Taking the first step

For most of my life, I have always felt very different from people around me. I have wondered for so long why people around me have seemed foreign. I have never understood "appropriate" or "normal" human interactions. It has always been a puzzle that I have been unable to solve leading to countless awkward moments which provide laughter in my best moments and stinging humiliation in my worst moments.

Today, I decided to start writing online again. Previously, I used blogs as journals of my personal life with my identity exposed. I opted to remain unknown this time. I feel like my personal life is too important to jeopardize at this point.

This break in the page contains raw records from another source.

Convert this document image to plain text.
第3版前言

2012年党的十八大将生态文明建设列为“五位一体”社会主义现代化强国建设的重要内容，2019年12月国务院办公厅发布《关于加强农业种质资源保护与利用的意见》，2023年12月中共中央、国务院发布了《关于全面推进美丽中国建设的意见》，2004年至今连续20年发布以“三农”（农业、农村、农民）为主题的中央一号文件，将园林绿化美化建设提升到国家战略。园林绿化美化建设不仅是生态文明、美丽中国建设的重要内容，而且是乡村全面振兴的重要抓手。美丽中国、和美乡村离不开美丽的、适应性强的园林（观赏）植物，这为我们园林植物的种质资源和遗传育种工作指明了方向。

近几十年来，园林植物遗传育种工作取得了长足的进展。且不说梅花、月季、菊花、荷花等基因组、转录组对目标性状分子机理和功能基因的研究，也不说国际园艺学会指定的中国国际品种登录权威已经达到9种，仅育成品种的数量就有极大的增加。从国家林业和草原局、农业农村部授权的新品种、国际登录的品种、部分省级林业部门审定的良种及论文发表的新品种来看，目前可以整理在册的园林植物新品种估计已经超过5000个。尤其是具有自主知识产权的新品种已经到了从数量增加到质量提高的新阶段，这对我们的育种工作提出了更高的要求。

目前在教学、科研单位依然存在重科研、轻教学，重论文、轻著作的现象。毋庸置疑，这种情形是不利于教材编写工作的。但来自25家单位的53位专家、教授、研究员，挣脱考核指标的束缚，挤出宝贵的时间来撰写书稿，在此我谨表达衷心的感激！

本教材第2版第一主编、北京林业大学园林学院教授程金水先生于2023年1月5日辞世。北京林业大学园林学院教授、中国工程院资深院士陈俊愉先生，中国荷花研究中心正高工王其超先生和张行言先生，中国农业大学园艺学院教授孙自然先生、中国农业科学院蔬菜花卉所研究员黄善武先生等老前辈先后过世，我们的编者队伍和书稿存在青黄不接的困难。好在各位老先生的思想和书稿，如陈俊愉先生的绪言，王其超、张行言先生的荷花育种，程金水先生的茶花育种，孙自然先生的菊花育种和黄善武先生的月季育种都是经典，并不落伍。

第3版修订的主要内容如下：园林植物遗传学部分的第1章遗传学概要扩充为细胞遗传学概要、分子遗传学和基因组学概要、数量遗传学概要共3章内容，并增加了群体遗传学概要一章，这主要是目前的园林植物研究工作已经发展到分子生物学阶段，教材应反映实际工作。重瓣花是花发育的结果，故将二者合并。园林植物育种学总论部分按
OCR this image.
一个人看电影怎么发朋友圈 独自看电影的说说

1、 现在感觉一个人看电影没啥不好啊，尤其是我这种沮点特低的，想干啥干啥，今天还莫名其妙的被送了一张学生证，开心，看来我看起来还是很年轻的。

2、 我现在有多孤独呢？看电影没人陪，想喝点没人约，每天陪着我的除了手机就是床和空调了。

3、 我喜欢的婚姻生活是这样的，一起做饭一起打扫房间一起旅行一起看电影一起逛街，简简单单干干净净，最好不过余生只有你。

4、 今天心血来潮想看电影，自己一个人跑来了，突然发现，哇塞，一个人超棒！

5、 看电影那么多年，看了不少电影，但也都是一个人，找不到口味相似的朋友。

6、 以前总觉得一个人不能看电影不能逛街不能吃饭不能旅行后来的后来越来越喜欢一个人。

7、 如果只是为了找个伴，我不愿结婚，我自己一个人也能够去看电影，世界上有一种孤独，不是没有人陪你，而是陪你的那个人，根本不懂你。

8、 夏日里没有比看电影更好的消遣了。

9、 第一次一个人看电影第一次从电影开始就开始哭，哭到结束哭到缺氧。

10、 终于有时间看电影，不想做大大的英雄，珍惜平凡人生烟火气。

Lately, I've been researching Asperger's syndrome and have felt quite conflicted about it. I've been depressed on and off ever since social life involved more than playing on the playground. I have always been extremely introverted and have received much ridicule about this fact. At other times, I was just ignored or dismissed as strange. The unfortunate truth is that I have plenty to say - I just don't care to interact socially most of the time. My interests encompass many topics. I have pursued countless hobbies until I knew more than enough information about them than most would desire. I have always been able to occupy myself in hopelessly boring situations. My most treasured moments are those spent by myself or with the few people who have penetrated my shell.

My biggest problem right now is that I feel like I'm being left behind. I have no intellectual deficits. I have always been a great student. However, I am a college graduate who feels like adult life is repulsive in ways - a Holden Caulfield of sorts. I know that, in order to continue forward, I must assimilate and compromise. I'm trying my best at the moment, but it is difficult not to feel hopeless when people my own age seem light years ahead of me in various life pursuits.

I have so many passions and desires that I jump between on a daily basis. It is difficult to feel strongly about so many things and then fail to execute steps towards these goals. I hope to direct myself in these posts so that my life can flourish.